75 years ago today (Hiroshima bomb)

I think the moral quandary about this is getting stronger as the ww2 generation pass and to some extent the memory of Japanese brutality towards pow's fades. It certainly was part experiment. Part show of force to the Russians, but also ended the war earlier. I suspect this (vj75) will be the last big anniversary we 'celebrate' as by vj85 the ww2 generation will have gone so we can start feeling ashamed and pretending we are better than them.
 
I went to visit Hiroshima Peace park a couple of years a go which was harrowing. The Japanese government send a letter each month/week/ day (can't remember which) asking the US Government to disarm their nuclear weapons.

The bomb acted as a miniature sun in the sky just above Hiroshima. Let's hope a weapon like this is never used again.
 
Shameful that it had to be used. Japan were hell bent on further killing.

It's use then maybe the reason there has been no subsequent World wars.

It was a horrid means to an end, the Japanese wouldn't surrender despite the Russians now joining the fight in the Pacific. An invasion of Japanese mainlands had to be avoided otherwise we'd have seen a death toll of allied forces which would exceed that of the deaths from Hiroshima and Nagasaki.
 
It was a horrid means to an end, the Japanese wouldn't surrender despite the Russians now joining the fight in the Pacific. An invasion of Japanese mainlands had to be avoided otherwise we'd have seen a death toll of allied forces which would exceed that of the deaths from Hiroshima and Nagasaki.
Yes very much a least worst rather than best option.
 
You can argue the necessity or moraloty of this and whether it was right.
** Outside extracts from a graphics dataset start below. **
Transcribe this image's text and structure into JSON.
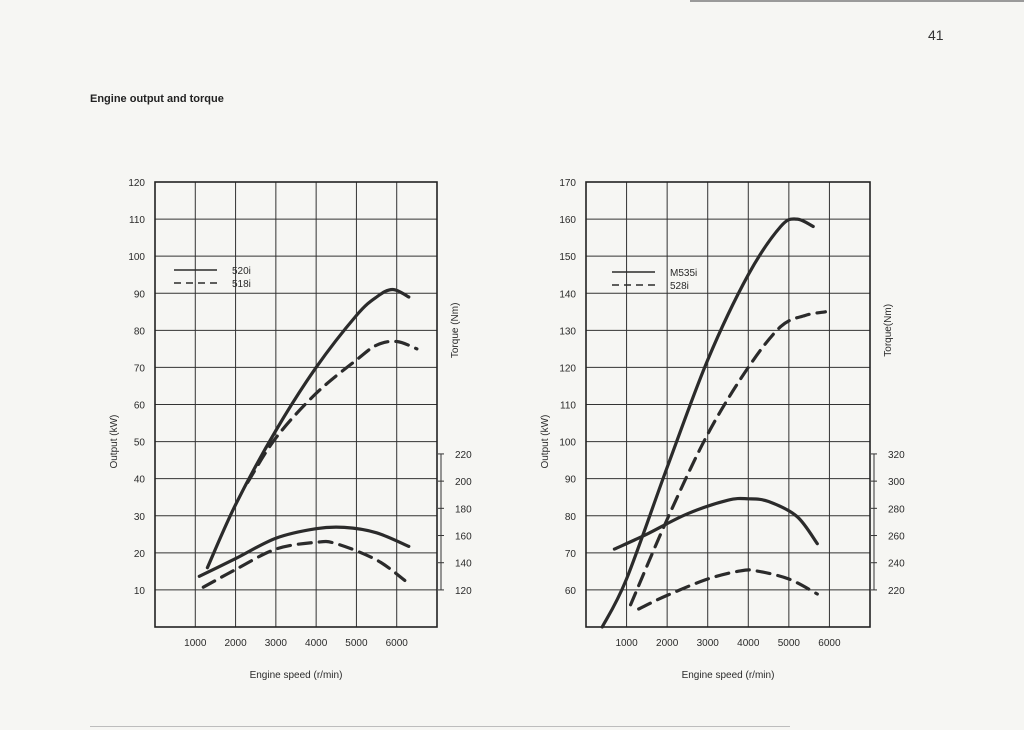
{
  "page": {
    "number": "41",
    "title": "Engine output and torque"
  },
  "chart_data": [
    {
      "type": "line",
      "xlabel": "Engine speed (r/min)",
      "ylabel": "Output (kW)",
      "y2label": "Torque (Nm)",
      "xlim": [
        0,
        7000
      ],
      "ylim": [
        0,
        120
      ],
      "x_ticks": [
        1000,
        2000,
        3000,
        4000,
        5000,
        6000
      ],
      "y_ticks": [
        10,
        20,
        30,
        40,
        50,
        60,
        70,
        80,
        90,
        100,
        110,
        120
      ],
      "y2_ticks": [
        120,
        140,
        160,
        180,
        200,
        220
      ],
      "y2_scale": {
        "y2_at_ymin": 120,
        "ymin": 10,
        "y2_per_y": 2.727
      },
      "legend": [
        {
          "name": "520i",
          "style": "solid"
        },
        {
          "name": "518i",
          "style": "dashed"
        }
      ],
      "series": [
        {
          "name": "520i",
          "quantity": "output",
          "axis": "left",
          "style": "solid",
          "x": [
            1300,
            2000,
            3000,
            4000,
            5000,
            5500,
            5900,
            6300
          ],
          "y": [
            16,
            33,
            53,
            70,
            84,
            89,
            91,
            89
          ]
        },
        {
          "name": "518i",
          "quantity": "output",
          "axis": "left",
          "style": "dashed",
          "x": [
            2300,
            3000,
            4000,
            5000,
            5500,
            6000,
            6500
          ],
          "y": [
            39,
            51,
            63,
            72,
            76,
            77,
            75
          ]
        },
        {
          "name": "520i",
          "quantity": "torque",
          "axis": "right",
          "style": "solid",
          "x": [
            1100,
            2000,
            3000,
            4000,
            4700,
            5500,
            6300
          ],
          "y": [
            130,
            143,
            158,
            165,
            166,
            162,
            152
          ]
        },
        {
          "name": "518i",
          "quantity": "torque",
          "axis": "right",
          "style": "dashed",
          "x": [
            1200,
            2000,
            3000,
            4000,
            4500,
            5500,
            6200
          ],
          "y": [
            122,
            135,
            150,
            155,
            154,
            142,
            127
          ]
        }
      ]
    },
    {
      "type": "line",
      "xlabel": "Engine speed (r/min)",
      "ylabel": "Output (kW)",
      "y2label": "Torque(Nm)",
      "xlim": [
        0,
        7000
      ],
      "ylim": [
        50,
        170
      ],
      "x_ticks": [
        1000,
        2000,
        3000,
        4000,
        5000,
        6000
      ],
      "y_ticks": [
        60,
        70,
        80,
        90,
        100,
        110,
        120,
        130,
        140,
        150,
        160,
        170
      ],
      "y2_ticks": [
        220,
        240,
        260,
        280,
        300,
        320
      ],
      "y2_scale": {
        "y2_at_ymin": 220,
        "ymin": 60,
        "y2_per_y": 2.727
      },
      "legend": [
        {
          "name": "M535i",
          "style": "solid"
        },
        {
          "name": "528i",
          "style": "dashed"
        }
      ],
      "series": [
        {
          "name": "M535i",
          "quantity": "output",
          "axis": "left",
          "style": "solid",
          "x": [
            400,
            1000,
            2000,
            3000,
            4000,
            4800,
            5200,
            5600
          ],
          "y": [
            50,
            63,
            93,
            122,
            145,
            158,
            160,
            158
          ]
        },
        {
          "name": "528i",
          "quantity": "output",
          "axis": "left",
          "style": "dashed",
          "x": [
            1100,
            2000,
            3000,
            4000,
            4800,
            5400,
            5900
          ],
          "y": [
            56,
            79,
            102,
            120,
            131,
            134,
            135
          ]
        },
        {
          "name": "M535i",
          "quantity": "torque",
          "axis": "right",
          "style": "solid",
          "x": [
            700,
            1500,
            2500,
            3500,
            4000,
            4500,
            5200,
            5700
          ],
          "y": [
            250,
            261,
            276,
            286,
            287,
            285,
            274,
            254
          ]
        },
        {
          "name": "528i",
          "quantity": "torque",
          "axis": "right",
          "style": "dashed",
          "x": [
            1300,
            2000,
            3000,
            3800,
            4200,
            5000,
            5700
          ],
          "y": [
            206,
            216,
            228,
            234,
            234,
            228,
            217
          ]
        }
      ]
    }
  ]
}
Whay tou cannot argue is that if any message was needed the Japanese got it and Nagasaki 3 days later was a war crime
 
It was a horrid means to an end, the Japanese wouldn't surrender despite the Russians now joining the fight in the Pacific. An invasion of Japanese mainlands had to be avoided otherwise we'd have seen a death toll of allied forces which would exceed that of the deaths from Hiroshima and Nagasaki.
It wouldn't have only been the lives of the allied forces
For example Japan had enlisted and trained schoolchildren as suicide bombers
The regime was utterly fanatical
 
The decision was taken after the Battle of Okinawa, the first invasion of Japanese home territory.

That battle cost the Allies over 14,000 dead, mainly US of course. But the Japanese losses were staggering. Over 77,000 military personnel and nearly 150,000 civilians, which was around 50% of the population. A lot of those were suicides.

The estimates cost of a physical invasion of the main islands was (if I recall correctly) over 3 million deaths, mostly Japanese of course.

One alternative would have been a continuation of the Starvation Plan plus the conventional bombing campaign, which would have also resulted in large numbers of civilian deaths. Meanwhile, Allied casualties would have continued to mount in SE Asia, etc.

Basically, there was no easy option given the Japanese code of no surrender.
 
You can argue the necessity or moraloty of this and whether it was right.

Whay tou cannot argue is that if any message was needed the Japanese got it and Nagasaki 3 days later was a war crime

I watched a documentary on the bombing of Japan a few weeks ago
The Japanese weren't going to surrender after Hiroshima. It took a second bomb and even then some in the Japanese armed forces wanted to continue
 
You can argue the necessity or moraloty of this and whether it was right.

Whay tou cannot argue is that if any message was needed the Japanese got it and Nagasaki 3 days later was a war crime

My knowledge of this element of WW2 history is sadly lacking, I'd always assumed that the Nagasaki bomb was because the Japanese hadn't got the message of the Hiroshima bomb? From reading below it seems that there wasn't a unanimous decision to surrender even after the Nagasaki bomb, with the war cabinet divided, it needed the emperor to make the decision.

As someone said above, a least worse option, but I believe the enduring shock has helped maintain the lack of nuclear war in the following years

From https://www.osti.gov/opennet/manhattan-project-history/Events/1945/surrender.htm

Following the bombing of Hiroshima on August 6, 1945 (left), the Japanese government met to consider what to do next. The emperor had been urging since June that Japan find some way to end the war, but the Japanese Minister of War and the heads of both the Army and the Navy held to their position that Japan should wait and see if arbitration via the Soviet Union might still produce something less than a surrender. Military leaders also hoped that if they could hold out until the ground invasion of Japan began, they would be able to inflict so many casualties on the Allies that Japan still might win some sort of negotiated settlement. Next came the virtually simultaneous arrival of news of the Soviet declaration of war on Japan of August 8, 1945, and the atomic bombing of Nagasaki of the following day. Another Imperial Council was held the night of August 9-10, and this time the vote on surrender was a tie, 3-to-3. For the first time in a generation, the emperor (right) stepped forward from his normally ceremonial-only role and personally broke the tie, ordering Japan to surrender. On August 10, 1945, Japan offered to surrender to the Allies, the only condition being that the emperor be allowed to remain the nominal head of state.